これほど広範囲にわたる地質調査は、ミャンマーにとって初めてだ。冒頭、藤吉さんは、「今回の調査で得られる地質データは、ミャンマー鉄道の将来にとって非常に貴重なものになるだろう」とあいさつした。
しかし、この会議をセットした同氏にはもう1つ狙いがあった。地元企業の鼓舞と牽制である。
今回の調査はどちらの企業にとっても経験したことがない規模のものである上、雨期が明ける前のこの時期は水たまりやぬかるみが点在しており、難条件ぞろいの作業となる。

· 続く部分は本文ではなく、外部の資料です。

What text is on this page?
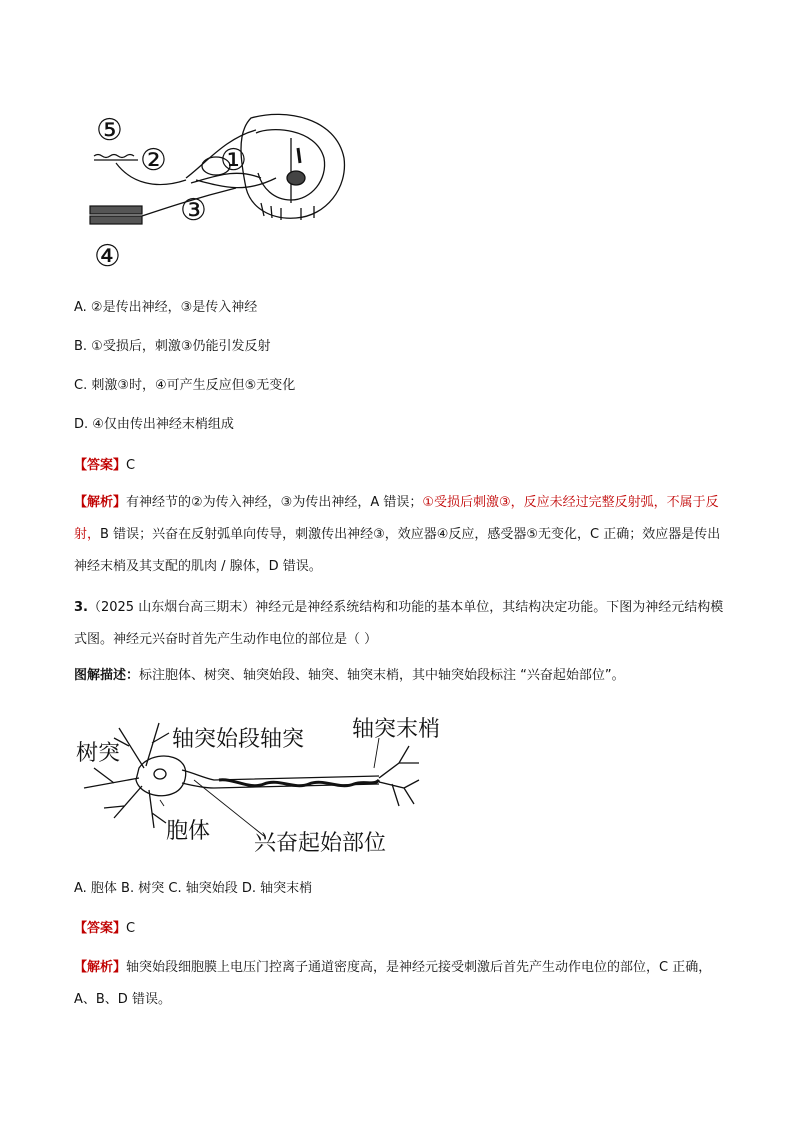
⑤
② ①
③
④
A. ②是传出神经，③是传入神经
B. ①受损后，刺激③仍能引发反射
C. 刺激③时，④可产生反应但⑤无变化
D. ④仅由传出神经末梢组成
【答案】C
【解析】有神经节的②为传入神经，③为传出神经，A 错误；①受损后刺激③，反应未经过完整反射弧，不属于反射，B 错误；兴奋在反射弧单向传导，刺激传出神经③，效应器④反应，感受器⑤无变化，C 正确；效应器是传出神经末梢及其支配的肌肉 / 腺体，D 错误。
3.（2025 山东烟台高三期末）神经元是神经系统结构和功能的基本单位，其结构决定功能。下图为神经元结构模式图。神经元兴奋时首先产生动作电位的部位是（ ）
图解描述：标注胞体、树突、轴突始段、轴突、轴突末梢，其中轴突始段标注 “兴奋起始部位”。
树突
轴突始段轴突 轴突末梢
胞体 兴奋起始部位
A. 胞体 B. 树突 C. 轴突始段 D. 轴突末梢
【答案】C
【解析】轴突始段细胞膜上电压门控离子通道密度高，是神经元接受刺激后首先产生动作电位的部位，C 正确，A、B、D 错误。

だからこそ藤吉さんには、工程管理をおろそかにされたり、実際には作業していないのに虚偽のデータを報告されることを何としてでも避けたいとの思いがあった。
「両社をミャンマー国鉄に引き合わせ、調査の意義を直々に説いてもらうことで彼らの士気とモチベーションを高め、誠実な仕事をするよう働き掛けることがこの会議の一番の目的だった」(藤吉さん)。
施工時のリスクを下げる
ミャンマー支援の目玉として日本政府が進めるヤンゴン~マンダレー間鉄道整備事業。その詳細設計調査(D/D)が始まった。

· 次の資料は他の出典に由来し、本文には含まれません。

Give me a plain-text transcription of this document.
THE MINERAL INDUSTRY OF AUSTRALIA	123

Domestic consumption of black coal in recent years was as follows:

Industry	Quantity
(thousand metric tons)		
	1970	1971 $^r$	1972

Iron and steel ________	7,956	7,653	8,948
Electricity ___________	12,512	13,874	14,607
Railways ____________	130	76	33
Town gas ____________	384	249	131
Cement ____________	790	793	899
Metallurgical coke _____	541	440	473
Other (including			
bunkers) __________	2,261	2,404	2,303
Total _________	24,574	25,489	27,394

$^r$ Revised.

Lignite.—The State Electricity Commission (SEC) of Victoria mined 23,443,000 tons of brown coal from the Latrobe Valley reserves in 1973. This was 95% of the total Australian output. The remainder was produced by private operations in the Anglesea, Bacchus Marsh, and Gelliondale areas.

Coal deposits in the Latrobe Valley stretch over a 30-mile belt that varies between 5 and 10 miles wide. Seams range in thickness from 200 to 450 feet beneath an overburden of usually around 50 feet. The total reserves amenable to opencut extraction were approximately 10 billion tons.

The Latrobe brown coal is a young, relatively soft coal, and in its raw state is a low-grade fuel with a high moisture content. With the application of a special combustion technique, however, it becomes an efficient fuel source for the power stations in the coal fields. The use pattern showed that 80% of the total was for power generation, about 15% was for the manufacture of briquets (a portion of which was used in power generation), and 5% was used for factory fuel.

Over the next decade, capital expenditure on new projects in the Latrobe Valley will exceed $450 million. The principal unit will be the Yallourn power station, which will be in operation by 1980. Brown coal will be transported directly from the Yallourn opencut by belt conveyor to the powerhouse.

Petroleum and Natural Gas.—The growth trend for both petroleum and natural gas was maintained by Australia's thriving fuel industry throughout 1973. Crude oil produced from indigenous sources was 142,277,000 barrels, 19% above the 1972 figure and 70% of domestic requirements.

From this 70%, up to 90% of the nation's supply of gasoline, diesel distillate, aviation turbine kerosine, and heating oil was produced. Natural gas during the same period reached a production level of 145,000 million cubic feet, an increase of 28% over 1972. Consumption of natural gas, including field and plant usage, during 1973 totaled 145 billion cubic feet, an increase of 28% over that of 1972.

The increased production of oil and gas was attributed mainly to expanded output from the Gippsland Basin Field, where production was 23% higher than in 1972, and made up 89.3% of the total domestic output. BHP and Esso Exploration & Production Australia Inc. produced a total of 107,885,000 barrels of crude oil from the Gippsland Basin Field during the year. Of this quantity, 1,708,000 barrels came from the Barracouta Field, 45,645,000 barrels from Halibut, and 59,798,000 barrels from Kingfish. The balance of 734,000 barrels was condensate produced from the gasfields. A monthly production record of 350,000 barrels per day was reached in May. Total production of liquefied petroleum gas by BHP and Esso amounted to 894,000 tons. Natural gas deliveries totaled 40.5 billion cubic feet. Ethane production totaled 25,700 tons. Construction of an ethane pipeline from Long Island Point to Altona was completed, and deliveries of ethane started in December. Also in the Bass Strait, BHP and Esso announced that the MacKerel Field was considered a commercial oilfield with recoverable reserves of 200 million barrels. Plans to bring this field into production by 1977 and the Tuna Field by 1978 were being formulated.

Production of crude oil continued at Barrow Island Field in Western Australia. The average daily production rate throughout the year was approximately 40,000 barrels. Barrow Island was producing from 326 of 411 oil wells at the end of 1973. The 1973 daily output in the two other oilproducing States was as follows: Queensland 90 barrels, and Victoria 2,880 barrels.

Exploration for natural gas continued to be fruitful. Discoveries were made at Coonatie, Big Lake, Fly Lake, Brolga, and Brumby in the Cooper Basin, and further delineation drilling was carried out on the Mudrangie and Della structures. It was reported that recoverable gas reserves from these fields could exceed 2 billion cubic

ミャンマー全土を対象に2012年12月末から約1年半にわたり実施されてきた運輸交通分野のマスタープラン調査と、その中で実施されたフィージビリティースタディー(F/S)を受けて進められている。
この調査の目的は、実際の改修工事に向けて具体的な設計図面を引くことである。
応札企業はこの図面を基に施工方法や手順を考え、工費を見積もり入札するが、この図面がいい加減に作成された場合、安価な見積もりを出して落札した企業が実際の施工段階に入ってから「地形条件が想定と違う」と追加コストを要求してきてトラブルに発展したり、不適切な施工が行われることになりかねない。